The combination of the PARP inhibitor talazoparib plus the androgen receptor-pathway inhibitor enzalutamide yields a clinically meaningful increase in the overall survival (OS) of patients with metastatic castration-resistant prostate cancer (mCRPC) being treated in the first-line setting when compared with enzalutamide alone, according to final data from the phase III TALAPRO-2 trial.

Over a median follow-up of 52.5 months, there was a 20-percent reduction in the risk of death, with an 8.8-month improvement in median OS in the talazoparib plus enzalutamide arm vs the enzalutamide arm (45.8 vs 37.0 months; hazard ratio [HR], 0.796, 95 percent confidence interval [CI], 0.661?0.958; p=0.0155), reported Dr Neeraj Agarwal from the Huntsman Cancer Institute at the University of Utah in Salt Lake City, Utah, US. [ASCO GU 2025, abstract LBA18]

Notably, the OS gain with talazoparib plus enzalutamide was especially pronounced in subgroups of patients with HRR gene alterations (HR, 0.622, 95 percent CI, 0.475?0.814; p=0.0005) and those with BRCA1/2 alterations (HR, 0.497, 95 percent CI, 0.318?0.776; p=0.0017), as shown in data presented by Dr Karim Fizazi from the Gustave Roussy Institute of Oncology in Villejuif, France. [ASCO GU 2025, abstract LBA141]

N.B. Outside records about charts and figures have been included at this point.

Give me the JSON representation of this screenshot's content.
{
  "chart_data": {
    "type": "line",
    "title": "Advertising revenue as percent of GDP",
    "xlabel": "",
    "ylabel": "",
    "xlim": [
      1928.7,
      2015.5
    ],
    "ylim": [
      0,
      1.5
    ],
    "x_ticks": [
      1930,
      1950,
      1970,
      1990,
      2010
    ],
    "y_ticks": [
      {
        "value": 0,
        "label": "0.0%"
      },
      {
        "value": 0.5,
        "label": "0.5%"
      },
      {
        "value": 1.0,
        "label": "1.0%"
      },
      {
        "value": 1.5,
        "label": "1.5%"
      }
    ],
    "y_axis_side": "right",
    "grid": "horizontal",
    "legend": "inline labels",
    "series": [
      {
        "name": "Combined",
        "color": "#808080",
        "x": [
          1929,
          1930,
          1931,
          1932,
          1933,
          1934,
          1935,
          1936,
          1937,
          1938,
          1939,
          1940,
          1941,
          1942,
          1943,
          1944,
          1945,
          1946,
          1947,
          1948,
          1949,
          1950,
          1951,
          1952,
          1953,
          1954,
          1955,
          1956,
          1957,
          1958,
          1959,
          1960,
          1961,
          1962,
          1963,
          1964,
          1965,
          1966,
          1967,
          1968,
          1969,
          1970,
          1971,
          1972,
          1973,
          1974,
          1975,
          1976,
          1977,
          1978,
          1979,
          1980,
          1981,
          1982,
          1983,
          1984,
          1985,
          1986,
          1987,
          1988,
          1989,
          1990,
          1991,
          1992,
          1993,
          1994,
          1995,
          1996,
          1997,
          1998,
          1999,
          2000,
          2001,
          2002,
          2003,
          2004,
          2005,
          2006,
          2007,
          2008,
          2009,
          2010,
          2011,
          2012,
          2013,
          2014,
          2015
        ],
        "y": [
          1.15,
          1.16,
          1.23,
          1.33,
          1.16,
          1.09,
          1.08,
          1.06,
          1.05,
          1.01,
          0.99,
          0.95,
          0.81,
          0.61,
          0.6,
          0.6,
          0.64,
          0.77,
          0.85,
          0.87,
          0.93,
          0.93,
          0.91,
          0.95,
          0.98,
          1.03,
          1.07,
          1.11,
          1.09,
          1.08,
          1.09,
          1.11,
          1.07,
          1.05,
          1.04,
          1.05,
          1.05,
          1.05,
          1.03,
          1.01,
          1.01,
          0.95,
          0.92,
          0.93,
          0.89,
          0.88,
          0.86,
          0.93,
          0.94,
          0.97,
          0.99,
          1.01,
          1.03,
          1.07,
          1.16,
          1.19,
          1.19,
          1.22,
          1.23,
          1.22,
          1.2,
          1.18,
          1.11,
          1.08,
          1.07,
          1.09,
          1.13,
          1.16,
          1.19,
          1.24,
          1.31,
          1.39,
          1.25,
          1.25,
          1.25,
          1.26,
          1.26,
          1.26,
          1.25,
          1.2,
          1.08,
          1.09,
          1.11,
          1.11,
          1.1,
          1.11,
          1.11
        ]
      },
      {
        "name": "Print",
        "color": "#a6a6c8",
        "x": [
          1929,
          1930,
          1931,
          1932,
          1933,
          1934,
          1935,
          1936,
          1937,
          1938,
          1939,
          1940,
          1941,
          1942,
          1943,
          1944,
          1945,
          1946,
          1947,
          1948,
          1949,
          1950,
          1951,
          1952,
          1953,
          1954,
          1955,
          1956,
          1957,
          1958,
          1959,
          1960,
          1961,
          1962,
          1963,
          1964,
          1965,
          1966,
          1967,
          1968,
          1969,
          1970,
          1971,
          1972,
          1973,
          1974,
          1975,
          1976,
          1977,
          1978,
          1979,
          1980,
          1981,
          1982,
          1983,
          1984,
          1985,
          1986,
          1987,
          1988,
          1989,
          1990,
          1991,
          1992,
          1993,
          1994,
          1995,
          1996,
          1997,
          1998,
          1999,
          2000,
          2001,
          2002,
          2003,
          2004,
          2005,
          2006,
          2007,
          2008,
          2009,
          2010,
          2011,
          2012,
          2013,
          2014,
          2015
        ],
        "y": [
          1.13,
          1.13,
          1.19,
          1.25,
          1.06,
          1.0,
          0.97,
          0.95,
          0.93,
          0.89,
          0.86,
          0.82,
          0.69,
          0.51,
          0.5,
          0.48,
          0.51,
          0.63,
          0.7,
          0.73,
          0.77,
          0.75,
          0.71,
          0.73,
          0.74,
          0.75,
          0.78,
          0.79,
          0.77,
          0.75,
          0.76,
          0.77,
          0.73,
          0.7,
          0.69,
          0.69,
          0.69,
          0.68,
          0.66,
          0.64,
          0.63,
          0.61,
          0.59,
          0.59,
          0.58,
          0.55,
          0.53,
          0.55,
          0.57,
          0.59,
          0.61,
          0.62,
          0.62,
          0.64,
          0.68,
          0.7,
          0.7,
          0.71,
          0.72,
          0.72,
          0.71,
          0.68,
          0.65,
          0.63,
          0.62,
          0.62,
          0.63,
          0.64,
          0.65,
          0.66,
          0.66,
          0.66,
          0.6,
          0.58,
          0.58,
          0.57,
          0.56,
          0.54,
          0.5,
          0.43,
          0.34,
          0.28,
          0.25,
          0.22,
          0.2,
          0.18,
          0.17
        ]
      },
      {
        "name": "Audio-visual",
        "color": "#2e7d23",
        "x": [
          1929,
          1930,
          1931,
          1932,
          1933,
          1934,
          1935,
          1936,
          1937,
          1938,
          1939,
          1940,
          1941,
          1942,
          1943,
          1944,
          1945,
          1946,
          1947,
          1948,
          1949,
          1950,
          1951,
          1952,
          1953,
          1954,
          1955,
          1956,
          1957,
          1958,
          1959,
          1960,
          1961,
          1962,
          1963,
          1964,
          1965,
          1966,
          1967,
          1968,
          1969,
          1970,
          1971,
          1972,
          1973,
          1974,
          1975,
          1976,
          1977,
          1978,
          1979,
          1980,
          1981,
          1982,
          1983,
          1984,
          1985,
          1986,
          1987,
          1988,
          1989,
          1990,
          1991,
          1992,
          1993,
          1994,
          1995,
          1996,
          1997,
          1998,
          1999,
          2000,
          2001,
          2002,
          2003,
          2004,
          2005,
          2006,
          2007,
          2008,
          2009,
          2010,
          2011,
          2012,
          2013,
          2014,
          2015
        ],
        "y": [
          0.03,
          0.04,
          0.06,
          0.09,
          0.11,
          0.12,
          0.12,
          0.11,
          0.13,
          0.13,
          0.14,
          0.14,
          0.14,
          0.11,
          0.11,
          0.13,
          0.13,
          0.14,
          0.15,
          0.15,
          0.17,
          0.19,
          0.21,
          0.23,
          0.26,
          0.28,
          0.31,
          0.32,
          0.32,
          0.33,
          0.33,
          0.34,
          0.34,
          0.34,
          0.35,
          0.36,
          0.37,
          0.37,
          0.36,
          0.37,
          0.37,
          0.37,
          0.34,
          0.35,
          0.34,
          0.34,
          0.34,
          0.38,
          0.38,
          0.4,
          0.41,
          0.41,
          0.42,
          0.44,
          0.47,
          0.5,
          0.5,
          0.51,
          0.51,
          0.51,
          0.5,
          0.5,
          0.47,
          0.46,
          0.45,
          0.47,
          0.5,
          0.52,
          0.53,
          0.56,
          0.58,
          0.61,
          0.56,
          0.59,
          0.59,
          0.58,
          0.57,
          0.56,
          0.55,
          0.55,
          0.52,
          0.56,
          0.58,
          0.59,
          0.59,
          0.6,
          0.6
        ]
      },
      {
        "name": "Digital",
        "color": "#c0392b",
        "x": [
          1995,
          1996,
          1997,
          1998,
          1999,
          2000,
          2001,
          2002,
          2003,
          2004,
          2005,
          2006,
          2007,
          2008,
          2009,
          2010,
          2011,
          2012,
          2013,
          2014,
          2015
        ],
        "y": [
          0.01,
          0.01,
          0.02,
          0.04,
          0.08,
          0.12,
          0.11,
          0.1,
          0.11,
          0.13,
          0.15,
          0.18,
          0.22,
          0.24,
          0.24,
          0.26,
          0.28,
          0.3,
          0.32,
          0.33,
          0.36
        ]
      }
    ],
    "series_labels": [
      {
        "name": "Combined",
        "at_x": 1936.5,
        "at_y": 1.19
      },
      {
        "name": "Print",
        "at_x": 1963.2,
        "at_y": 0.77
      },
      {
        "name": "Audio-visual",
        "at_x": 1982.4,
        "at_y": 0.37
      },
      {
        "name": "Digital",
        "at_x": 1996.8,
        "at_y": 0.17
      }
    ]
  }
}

But even in those with no detectable HRR deficiency (HR, 0.782, 95 percent CI, 0.582?1.050; p=0.1008) or BRCA alteration (HR, 0.749, 95 percent CI, 0.582?0.963; p=0.0237), OS also favoured the combination, Agarwal added.

Updated PFS and safety data

With around 2 years of additional follow-up, statistically significant and clinically meaningful benefit in the primary endpoint of radiographic progression free survival (rPFS) was maintained in the talazoparib plus enzalutamide arm, according to Agarwal. The median rPFS was 33.1 months with the combination therapy vs 19.5 with enzalutamide alone?a 13.6-month difference (HR, 0.667, 95 percent CI, 0.551?0.807; p<0.0001).

The same was true for the subgroup of patients with HRR gene alterations, with the median rPFS being 30.7 months in the combination arm vs 12.3 months in the enzalutamide arm (HR, 0.468, 95 percent CI, 0.359?0.612; p<0.0001), Fizazi reported.

No new safety risks were identified during the extended 2-year monitoring period. The most common grade 3/4 treatment-emergent adverse events observed with talazoparib plus enzalutamide vs enzalutamide monotherapy were anaemia (49.0 percent vs 4.5 percent) and neutropenia (19.3 percent vs 1.5 percent).

No additional cases of myelodysplastic syndromes or acute myeloid leukaemia were observed beyond the one case of each that had been previously reported, Agarwal said. [Lancet 2023;402:291-303]

Toxicity led to talazoparib dose interruption in 65.3 percent, dose reduction in 54.5 percent, and discontinuation in 21.6 percent of patients.

Standard of care

Overall, the TALAPRO-2 data support talazoparib plus enzalutamide as a standard of care for the treatment of mCRPC, said ASCO discussant Dr William Kevin Kelly from the Thomas Jefferson University Hospital in Philadelphia, US.

However, Kelly stressed the importance of a thorough risk-benefit assessment of the combination, especially in patients with HRR gene alterations or with unknown HRR status.

Additionally, more research is needed to define the optimal placement of talazoparib-enzalutamide within the current treatment landscape for advanced prostate cancer, he said.

TALAPRO-2 population

TALAPRO-2 comprised two patient cohorts: an unselected cohort of 805 patients (including 169 with HRR gene alterations) and a subsequent cohort of 399 patients with HRR gene alterations (230 additional patients enrolled). All patients had untreated mCRPC and an Eastern Cooperative Oncology Group status of 0 or 1 at baseline and were on ongoing androgen deprivation therapy.

The patients were randomized to receive enzalutamide in combination with either talazoparib (n=402) or placebo (n=403). At baseline, the median age of the unselected patient cohort was 71 years, and 61.9 percent were White. The median PSA was 18.2 ng/mL in the talazoparib plus enzalutamide arm and 16.2 ng/mL in the enzalutamide arm. The median duration of treatment with talazoparib was 19.7 months.

By the final data cutoff, quality of life, assessed using the Patient-reported Global Health Status/QoL per EORTC QLQ-C30, had been maintained in the talazoparib plus enzalutamide arm. The median time to definitive deterioration was 41.5 months in the combination arm vs 34.1 months in the enzalutamide arm (HR, 0.878, 95 percent CI, 0.704?1.096; p=0.2487).